Mom’s sugar intake can make her children fat

Health and Wellness 2. feb 2017 1 min Professor Mette Olaf Nielsen Written by Morten Busch

They say you are what you eat. New research shows, however, that you can also become what your mother eats. The researchers fed pregnant rats chocolate and sugary drinks, and their offspring became fat. Luckily, one can apparently end the problems again by changing the diet

Canned peaches, ham salad or big portions of chocolate. The hormones of pregnant women can fluctuate wildly, which often gives them an uncontrollable urge to eat specific types of food. Although these tendencies are usually harmless, new research reveals that ensuring that these urges do not turn into habits is important because poor food habits have an enduring effect on not only the mother but also her children.

An international group with Danish participation studied a group of pregnant rats and their offspring to examine how the mothers’ diet affected their children. Half the rats were fed a normal healthy diet, and the diet for the other half included substantial chocolate and sugary drinks. The researchers then studied the rat offspring continually from birth until they were 26 weeks old.

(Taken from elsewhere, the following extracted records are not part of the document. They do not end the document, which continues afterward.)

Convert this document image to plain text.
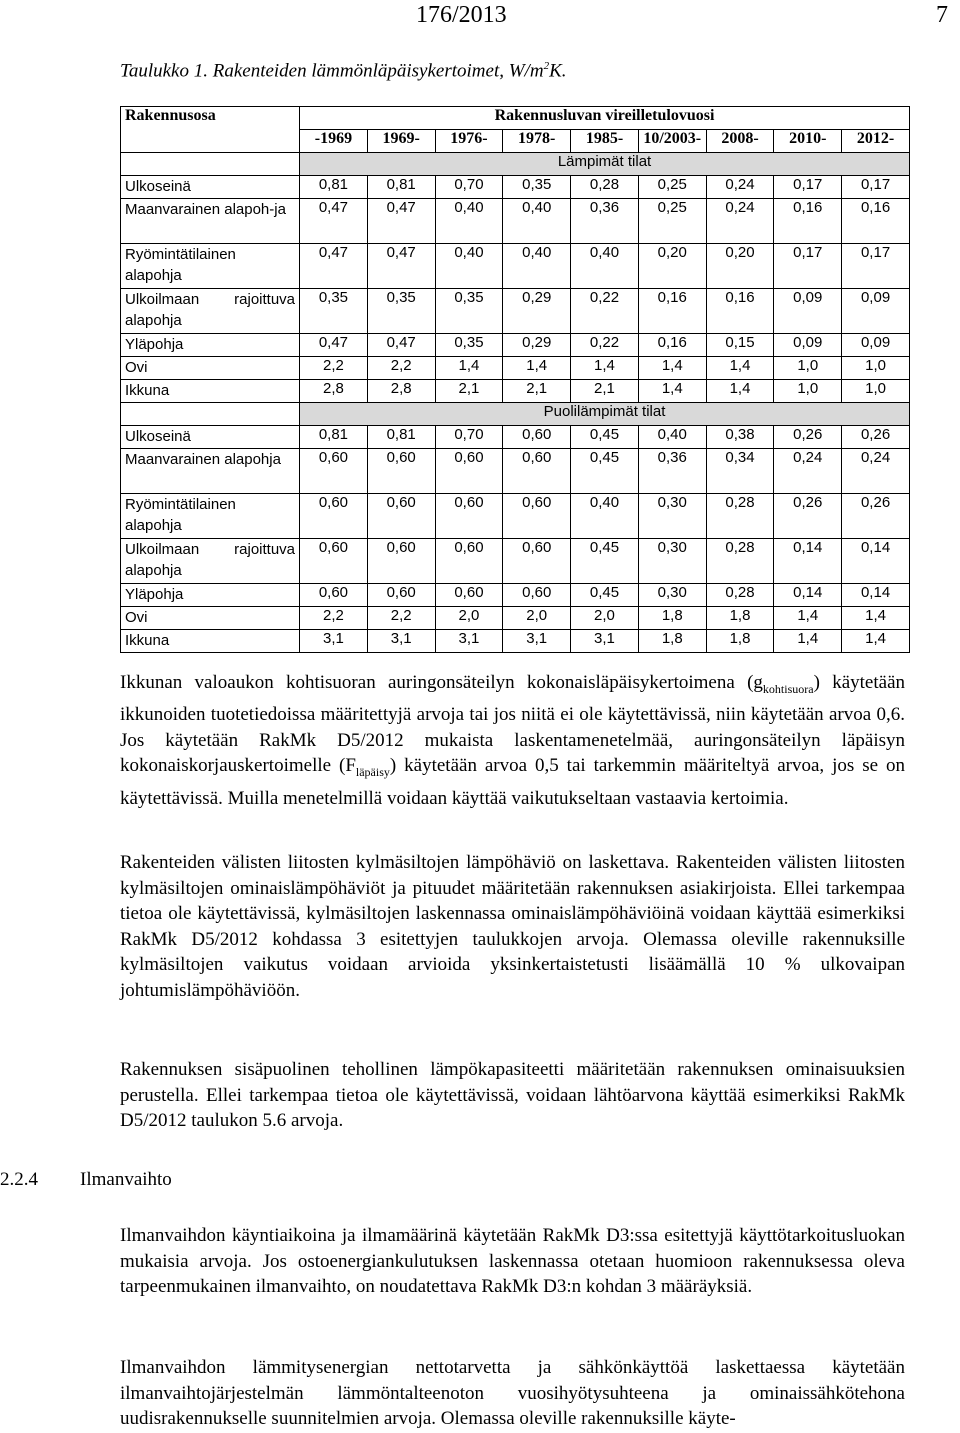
176/2013	7
Taulukko 1. Rakenteiden lämmönläpäisykertoimet, $W/m^2K$.
Rakennusosa	Rakennusluvan vireilletulovuosi								
	-1969	1969-	1976-	1978-	1985-	10/2003-	2008-	2010-	2012-
	Lämpimät tilat								
Ulkoseinä	0,81	0,81	0,70	0,35	0,28	0,25	0,24	0,17	0,17
Maanvarainen alapoh-ja	0,47	0,47	0,40	0,40	0,36	0,25	0,24	0,16	0,16
Ryömintätilainen alapohja	0,47	0,47	0,40	0,40	0,40	0,20	0,20	0,17	0,17
Ulkoilmaan rajoittuva alapohja	0,35	0,35	0,35	0,29	0,22	0,16	0,16	0,09	0,09
Yläpohja	0,47	0,47	0,35	0,29	0,22	0,16	0,15	0,09	0,09
Ovi	2,2	2,2	1,4	1,4	1,4	1,4	1,4	1,0	1,0
Ikkuna	2,8	2,8	2,1	2,1	2,1	1,4	1,4	1,0	1,0
	Puolilämpimät tilat								
Ulkoseinä	0,81	0,81	0,70	0,60	0,45	0,40	0,38	0,26	0,26
Maanvarainen alapohja	0,60	0,60	0,60	0,60	0,45	0,36	0,34	0,24	0,24
Ryömintätilainen alapohja	0,60	0,60	0,60	0,60	0,40	0,30	0,28	0,26	0,26
Ulkoilmaan rajoittuva alapohja	0,60	0,60	0,60	0,60	0,45	0,30	0,28	0,14	0,14
Yläpohja	0,60	0,60	0,60	0,60	0,45	0,30	0,28	0,14	0,14
Ovi	2,2	2,2	2,0	2,0	2,0	1,8	1,8	1,4	1,4
Ikkuna	3,1	3,1	3,1	3,1	3,1	1,8	1,8	1,4	1,4
Ikkunan valoaukon kohtisuoran auringonsäteilyn kokonaisläpäisykertoimena $(g_{kohtisuora})$ käytetään ikkunoiden tuotetiedoissa määritettyjä arvoja tai jos niitä ei ole käytettävissä, niin käytetään arvoa 0,6. Jos käytetään RakMk D5/2012 mukaista laskentamenetelmää, auringonsäteilyn läpäisyn kokonaiskorjauskertoimelle $(F_{läpäisy})$ käytetään arvoa 0,5 tai tarkemmin määriteltyä arvoa, jos se on käytettävissä. Muilla menetelmillä voidaan käyttää vaikutukseltaan vastaavia kertoimia.
Rakenteiden välisten liitosten kylmäsiltojen lämpöhäviö on laskettava. Rakenteiden välisten liitosten kylmäsiltojen ominaislämpöhäviöt ja pituudet määritetään rakennuksen asiakirjoista. Ellei tarkempaa tietoa ole käytettävissä, kylmäsiltojen laskennassa ominaislämpöhäviöinä voidaan käyttää esimerkiksi RakMk D5/2012 kohdassa 3 esitettyjen taulukkojen arvoja. Olemassa oleville rakennuksille kylmäsiltojen vaikutus voidaan arvioida yksinkertaistetusti lisäämällä 10 % ulkovaipan johtumislämpöhäviöön.
Rakennuksen sisäpuolinen tehollinen lämpökapasiteetti määritetään rakennuksen ominaisuuksien perustella. Ellei tarkempaa tietoa ole käytettävissä, voidaan lähtöarvona käyttää esimerkiksi RakMk D5/2012 taulukon 5.6 arvoja.
2.2.4 Ilmanvaihto
Ilmanvaihdon käyntiaikoina ja ilmamäärinä käytetään RakMk D3:ssa esitettyjä käyttötarkoitusluokan mukaisia arvoja. Jos ostoenergiankulutuksen laskennassa otetaan huomioon rakennuksessa oleva tarpeenmukainen ilmanvaihto, on noudatettava RakMk D3:n kohdan 3 määräyksiä.
Ilmanvaihdon lämmitysenergian nettotarvetta ja sähkönkäyttöä laskettaessa käytetään ilmanvaihtojärjestelmän lämmöntalteenoton vuosihyötysuhteena ja ominaissähkötehona uudisrakennukselle suunnitelmien arvoja. Olemassa oleville rakennuksille käyte-
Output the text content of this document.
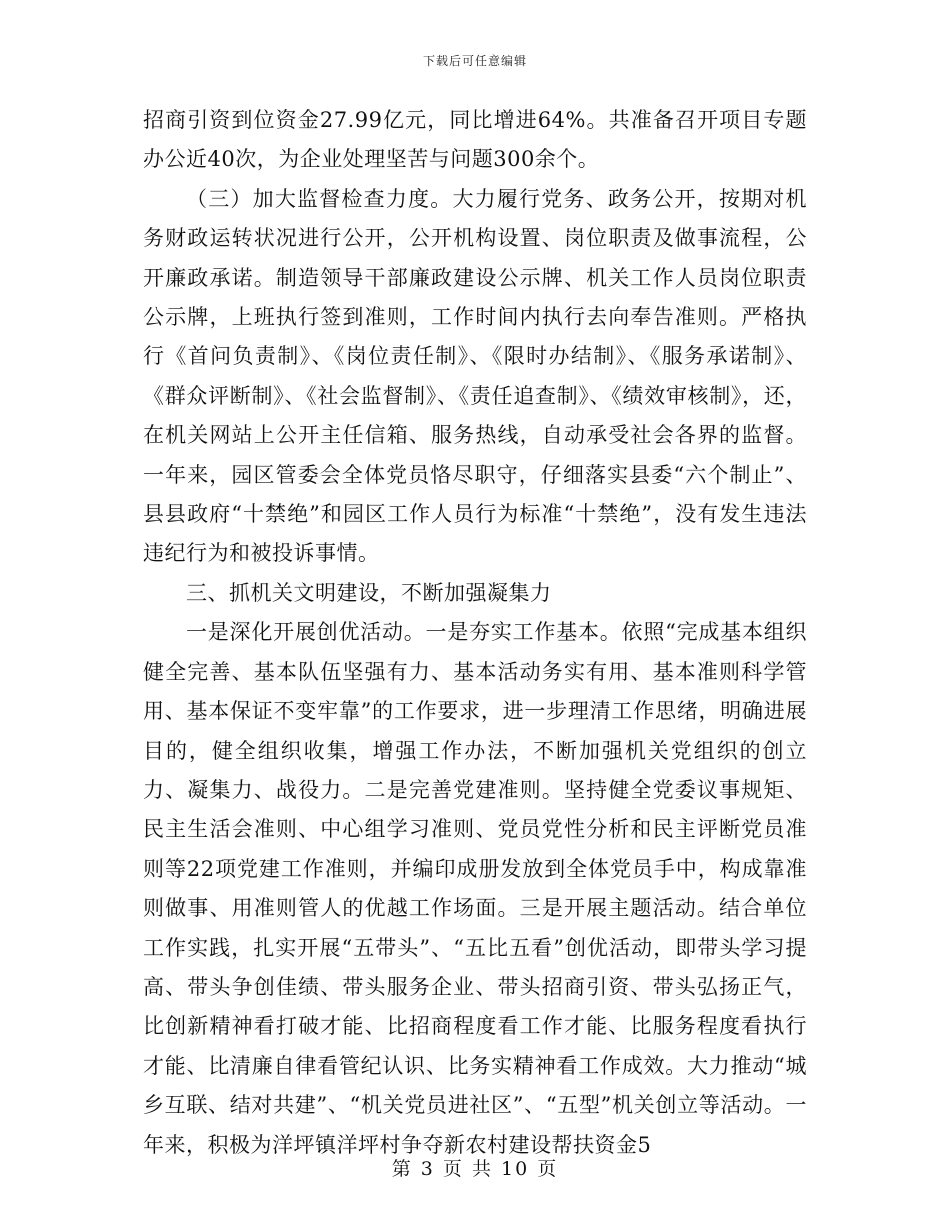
下载后可任意编辑

招商引资到位资金27.99亿元，同比增进64%。共准备召开项目专题办公近40次，为企业处理坚苦与问题300余个。

（三）加大监督检查力度。大力履行党务、政务公开，按期对机务财政运转状况进行公开，公开机构设置、岗位职责及做事流程，公开廉政承诺。制造领导干部廉政建设公示牌、机关工作人员岗位职责公示牌，上班执行签到准则，工作时间内执行去向奉告准则。严格执行《首问负责制》、《岗位责任制》、《限时办结制》、《服务承诺制》、《群众评断制》、《社会监督制》、《责任追查制》、《绩效审核制》，还，在机关网站上公开主任信箱、服务热线，自动承受社会各界的监督。一年来，园区管委会全体党员恪尽职守，仔细落实县委“六个制止”、县县政府“十禁绝”和园区工作人员行为标准“十禁绝”，没有发生违法违纪行为和被投诉事情。

三、抓机关文明建设，不断加强凝集力

一是深化开展创优活动。一是夯实工作基本。依照“完成基本组织健全完善、基本队伍坚强有力、基本活动务实有用、基本准则科学管用、基本保证不变牢靠”的工作要求，进一步理清工作思绪，明确进展目的，健全组织收集，增强工作办法，不断加强机关党组织的创立力、凝集力、战役力。二是完善党建准则。坚持健全党委议事规矩、民主生活会准则、中心组学习准则、党员党性分析和民主评断党员准则等22项党建工作准则，并编印成册发放到全体党员手中，构成靠准则做事、用准则管人的优越工作场面。三是开展主题活动。结合单位工作实践，扎实开展“五带头”、“五比五看”创优活动，即带头学习提高、带头争创佳绩、带头服务企业、带头招商引资、带头弘扬正气，比创新精神看打破才能、比招商程度看工作才能、比服务程度看执行才能、比清廉自律看管纪认识、比务实精神看工作成效。大力推动“城乡互联、结对共建”、“机关党员进社区”、“五型”机关创立等活动。一年来，积极为洋坪镇洋坪村争夺新农村建设帮扶资金5

第 3 页 共 10 页
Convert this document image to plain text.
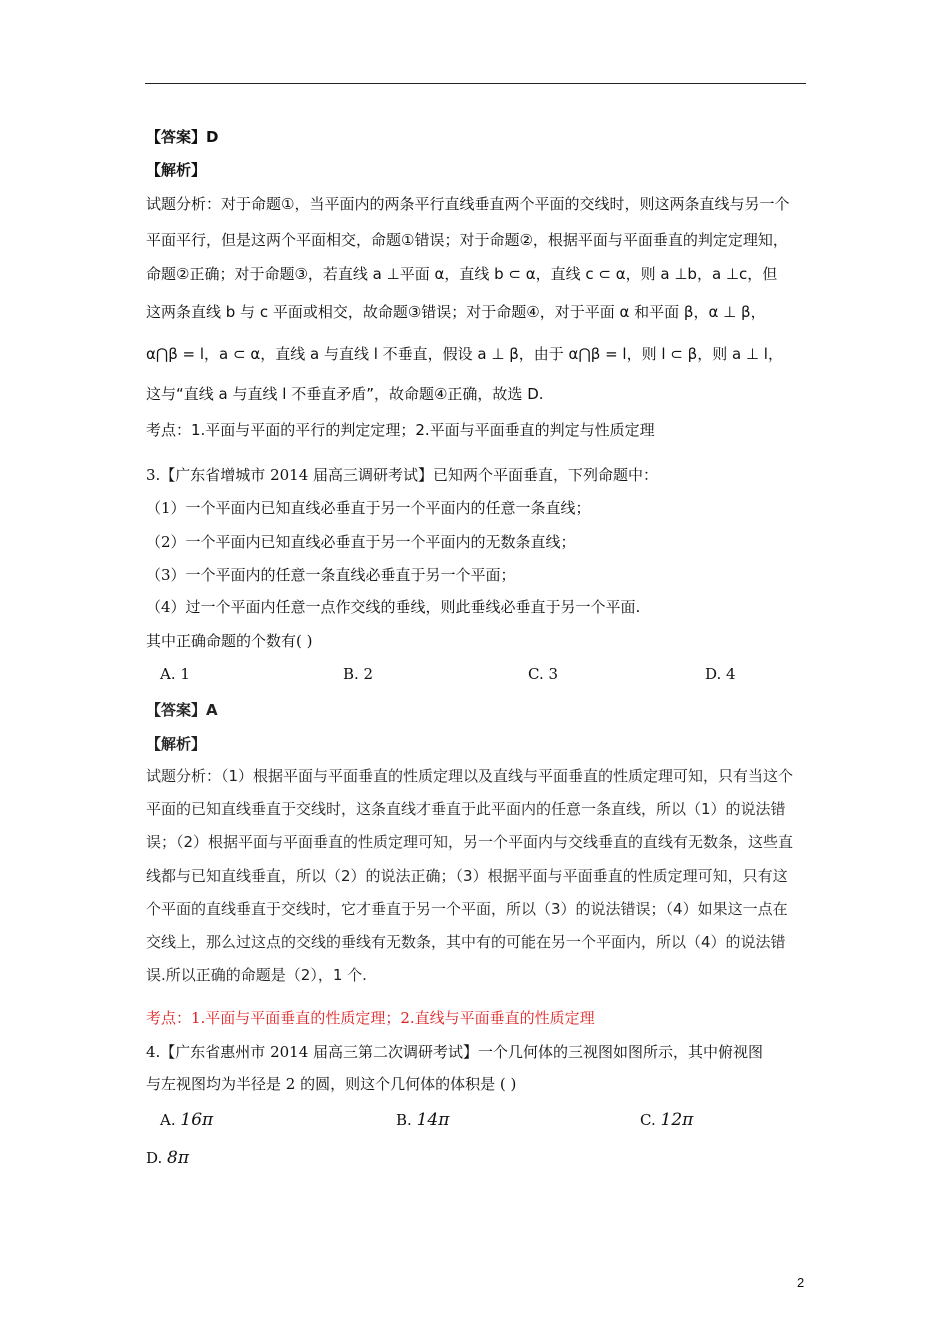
【答案】D
【解析】
试题分析：对于命题①，当平面内的两条平行直线垂直两个平面的交线时，则这两条直线与另一个
平面平行，但是这两个平面相交，命题①错误；对于命题②，根据平面与平面垂直的判定定理知，
命题②正确；对于命题③，若直线 a ⊥平面 α，直线 b ⊂ α，直线 c ⊂ α，则 a ⊥b，a ⊥c，但
这两条直线 b 与 c 平面或相交，故命题③错误；对于命题④，对于平面 α 和平面 β，α ⊥ β，
α⋂β = l，a ⊂ α，直线 a 与直线 l 不垂直，假设 a ⊥ β，由于 α⋂β = l，则 l ⊂ β，则 a ⊥ l，
这与“直线 a 与直线 l 不垂直矛盾”，故命题④正确，故选 D.
考点：1.平面与平面的平行的判定定理；2.平面与平面垂直的判定与性质定理
3.【广东省增城市 2014 届高三调研考试】已知两个平面垂直，下列命题中：
（1）一个平面内已知直线必垂直于另一个平面内的任意一条直线；
（2）一个平面内已知直线必垂直于另一个平面内的无数条直线；
（3）一个平面内的任意一条直线必垂直于另一个平面；
（4）过一个平面内任意一点作交线的垂线，则此垂线必垂直于另一个平面.
其中正确命题的个数有( )
A. 1	B. 2	C. 3	D. 4
【答案】A
【解析】
试题分析：（1）根据平面与平面垂直的性质定理以及直线与平面垂直的性质定理可知，只有当这个
平面的已知直线垂直于交线时，这条直线才垂直于此平面内的任意一条直线，所以（1）的说法错
误；（2）根据平面与平面垂直的性质定理可知，另一个平面内与交线垂直的直线有无数条，这些直
线都与已知直线垂直，所以（2）的说法正确；（3）根据平面与平面垂直的性质定理可知，只有这
个平面的直线垂直于交线时，它才垂直于另一个平面，所以（3）的说法错误；（4）如果这一点在
交线上，那么过这点的交线的垂线有无数条，其中有的可能在另一个平面内，所以（4）的说法错
误.所以正确的命题是（2），1 个.
考点：1.平面与平面垂直的性质定理；2.直线与平面垂直的性质定理
4.【广东省惠州市 2014 届高三第二次调研考试】一个几何体的三视图如图所示，其中俯视图
与左视图均为半径是 2 的圆，则这个几何体的体积是 ( )
A. 16π	B. 14π	C. 12π
D. 8π
2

The researchers examined whether the sugar-rich diet would affect the offspring’s tendency to become obese and develop diabetes. The theory was that the large amount of sugar would affect the rats’ sensitivity to leptin, a weight-regulating hormone that is secreted in fatty tissue and signals to the body that it feels full. The result is eating less and using more energy so that the fat stores do not grow.

This balance was skewed in the offspring of the mothers who ate a sugar-rich diet. Although the leptin caused the young rats to feel more full and thus eat less, they used less energy. Overall, the offspring of the mothers eating a sugar-rich diet therefore became fatter and tended to develop diabetes more easily than the offspring whose mothers ate normally.

The positive twist to the story is that the rat offspring could cure their sugary legacy by eating a healthy diet over a long period. The research thus implies that human mothers may pass on any unhealthy sugar habits to their children but that, with more effort than usual to eat a healthy diet, they can avoid the sugar craving and thereby the tendency to develop obesity and diabetes.

Differential hypothalamic leptin sensitivity in obese rat offspring exposed to maternal and postnatal intake of chocolate and soft drink” has been published in Nutrition and Diabetes. In 2012, the Novo Nordisk Foundation awarded a grant to co-author Mette Olaf Nielsen for the project Impact of Gestational Overnutrition and Undernutrition on Fetal Programming of the Hypothalamic-Pituitary-Thyroidal Axis.